Researchers from Cardiff University in Wales think they have discovered something with the potential to prevent the onset of an aggressive form of rheumatoid arthritis (RA) that is especially hard to treat. The team is now shedding light on how interleukin-27, an immune system protein, regulates the inflammatory process in lymphoid-rich RA. The researchers indicate that they are the first to be able to explain how this variant of the disease develops.
Understanding this process, they said in the October 6, 2015 news release, will enable doctors to divide patients into different sub-groups based on the often greatly varying patterns of disease, which is influenced by how much interleukin-27 is present in each patient’s joints.
The researchers also anticipate that their identification of interleukin-27 involvement in this specific disease context will kick-start the search for new drugs that manipulate the pathways controlled by this factor. Dr. Gareth Jones, from Cardiff University School of Medicine’s Institute of Infection & Immunity, said in the news release, “…The key is identifying which drug is best suited for an individual patient. Making the correct treatment decisions, sufficiently early in the disease process will improve disease outcome, enhance a patients wellbeing and overall quality of life.”
Dr. Jones told OTW, “The objective of our research is to understand the immune mechanisms responsible for driving tissue damage, chronic disease progression and autoimmunity. The clinical features of joint inflammation vary considerably from one rheumatoid arthritis patient to the next. We are interested in determining the inflammatory processes that account for this diversity. Our study focused on a particular subtype of rheumatoid arthritis pathology, called the ‘follicular pathotype, ’ that is associated with severe disease symptoms and a poor response to some of the mainstream therapies (e.g. anti-TNF). This type of synovial pathology (affecting 30-40% of patients) is characterised by the presence of highly organised clusters of activated immune cells, called ectopic lymphoid-like structures (ELS), which are dotted throughout the inflamed joint tissue and contribute to local pathology. Using cell-based systems, experimental models of arthritis and ultrasound-guided synovial biopsies from rheumatoid patients with early disease, we show that the cytokine interlukin-27 interferes with the development of follicular-type pathology in rheumatoid arthritis.

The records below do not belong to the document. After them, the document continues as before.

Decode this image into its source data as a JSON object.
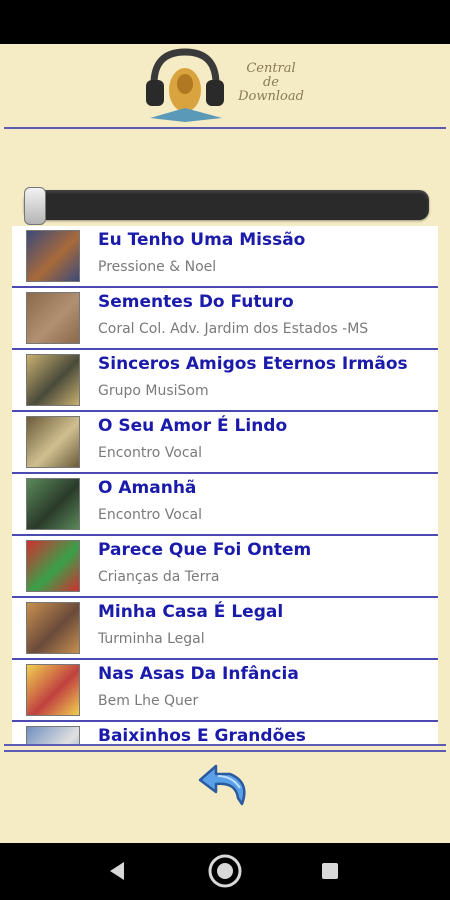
{
  "header": {
    "logo_text_line1": "Central",
    "logo_text_line2": "de",
    "logo_text_line3": "Download"
  },
  "player": {
    "progress": 0.0
  },
  "songs": [
    {
      "title": "Eu Tenho Uma Missão",
      "artist": "Pressione & Noel",
      "cover_colors": [
        "#3d4a7a",
        "#a86a3a"
      ]
    },
    {
      "title": "Sementes Do Futuro",
      "artist": "Coral Col. Adv. Jardim dos Estados -MS",
      "cover_colors": [
        "#8a6a4a",
        "#b09070"
      ]
    },
    {
      "title": "Sinceros Amigos Eternos Irmãos",
      "artist": "Grupo MusiSom",
      "cover_colors": [
        "#c8b070",
        "#4a4a3a"
      ]
    },
    {
      "title": "O Seu Amor É Lindo",
      "artist": "Encontro Vocal",
      "cover_colors": [
        "#6a5a3a",
        "#d0c090"
      ]
    },
    {
      "title": "O Amanhã",
      "artist": "Encontro Vocal",
      "cover_colors": [
        "#5a8a5a",
        "#2a3a2a"
      ]
    },
    {
      "title": "Parece Que Foi Ontem",
      "artist": "Crianças da Terra",
      "cover_colors": [
        "#d03030",
        "#3aa04a"
      ]
    },
    {
      "title": "Minha Casa É Legal",
      "artist": "Turminha Legal",
      "cover_colors": [
        "#c89050",
        "#6a4a3a"
      ]
    },
    {
      "title": "Nas Asas Da Infância",
      "artist": "Bem Lhe Quer",
      "cover_colors": [
        "#f0d050",
        "#c04040"
      ]
    },
    {
      "title": "Baixinhos E Grandões",
      "artist": "",
      "cover_colors": [
        "#7090c0",
        "#e0e0e0"
      ]
    }
  ],
  "colors": {
    "background": "#f5ebc4",
    "title_text": "#1b1bab",
    "artist_text": "#7a7a7a",
    "divider": "#5b5bb3"
  },
  "icons": {
    "back_button": "curved-back-arrow-icon",
    "nav_back": "triangle-back-icon",
    "nav_home": "circle-home-icon",
    "nav_recent": "square-recents-icon"
  }
}
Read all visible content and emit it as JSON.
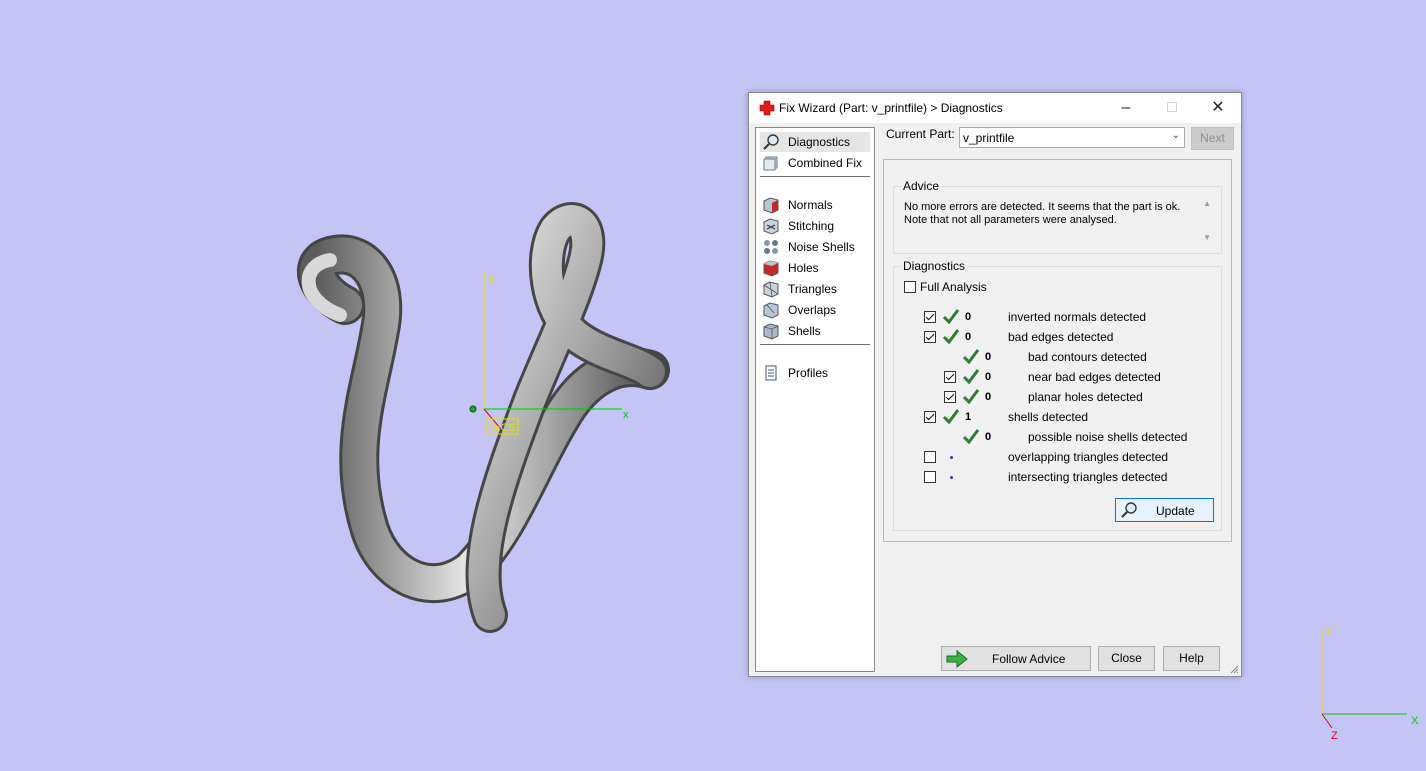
{
  "window": {
    "title": "Fix Wizard (Part: v_printfile) > Diagnostics",
    "controls": [
      "minimize",
      "maximize",
      "close"
    ]
  },
  "viewport": {
    "background": "#c4c4f7",
    "axis_labels": {
      "x": "x",
      "y": "y",
      "z": "Z"
    },
    "wcs_label": "WCS",
    "corner_axes": {
      "x": "X",
      "y": "Y",
      "z": "Z"
    }
  },
  "sidebar": {
    "items": [
      {
        "label": "Diagnostics",
        "icon": "magnifier-icon",
        "selected": true
      },
      {
        "label": "Combined Fix",
        "icon": "combined-fix-icon"
      },
      {
        "label": "Normals",
        "icon": "normals-icon"
      },
      {
        "label": "Stitching",
        "icon": "stitching-icon"
      },
      {
        "label": "Noise Shells",
        "icon": "noise-shells-icon"
      },
      {
        "label": "Holes",
        "icon": "holes-icon"
      },
      {
        "label": "Triangles",
        "icon": "triangles-icon"
      },
      {
        "label": "Overlaps",
        "icon": "overlaps-icon"
      },
      {
        "label": "Shells",
        "icon": "shells-icon"
      },
      {
        "label": "Profiles",
        "icon": "profiles-icon"
      }
    ]
  },
  "header": {
    "current_part_label": "Current Part:",
    "current_part_value": "v_printfile",
    "next_label": "Next"
  },
  "advice": {
    "title": "Advice",
    "text": "No more errors are detected. It seems that the part is ok. Note that not all parameters were analysed."
  },
  "diagnostics": {
    "title": "Diagnostics",
    "full_analysis_label": "Full Analysis",
    "full_analysis_checked": false,
    "rows": [
      {
        "checkbox": true,
        "checked": true,
        "status": "ok",
        "count": "0",
        "label": "inverted normals detected"
      },
      {
        "checkbox": true,
        "checked": true,
        "status": "ok",
        "count": "0",
        "label": "bad edges detected"
      },
      {
        "checkbox": false,
        "status": "ok",
        "count": "0",
        "label": "bad contours detected"
      },
      {
        "checkbox": true,
        "checked": true,
        "status": "ok",
        "count": "0",
        "label": "near bad edges detected"
      },
      {
        "checkbox": true,
        "checked": true,
        "status": "ok",
        "count": "0",
        "label": "planar holes detected"
      },
      {
        "checkbox": true,
        "checked": true,
        "status": "ok",
        "count": "1",
        "label": "shells detected"
      },
      {
        "checkbox": false,
        "status": "ok",
        "count": "0",
        "label": "possible noise shells detected"
      },
      {
        "checkbox": true,
        "checked": false,
        "status": "pending",
        "count": "",
        "label": "overlapping triangles detected"
      },
      {
        "checkbox": true,
        "checked": false,
        "status": "pending",
        "count": "",
        "label": "intersecting triangles detected"
      }
    ],
    "update_label": "Update"
  },
  "footer": {
    "follow_advice_label": "Follow Advice",
    "close_label": "Close",
    "help_label": "Help"
  },
  "colors": {
    "tick_green": "#2e7d32",
    "accent_blue": "#0078d7"
  }
}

“Using experimental models of inflammatory arthritis we describe a molecular mechanism to explain how synovial ELS develop, which may aid the design of more targeted therapies for future patient treatment. Based on our analysis of joint tissues from rheumatoid patients, it is anticipated that the detection of interleukin-27 in the joints may also be used as a predictive marker for diagnostic purposes and decision-making regard the best course of therapy for patients with ELS-associated disease.”
“Our data suggest that the ability of IL-27 to dampen T helper cell responses, specifically Th17 cells, accounts for its suppressive role in synovial ELS formation. This is the first study describing IL-27 as a regulator of ELS development in chronic inflammatory diseases. Our data, together with previously described anti-inflammatory roles for IL-27 in chronic inflammatory conditions, highlight its potential as a therapeutic.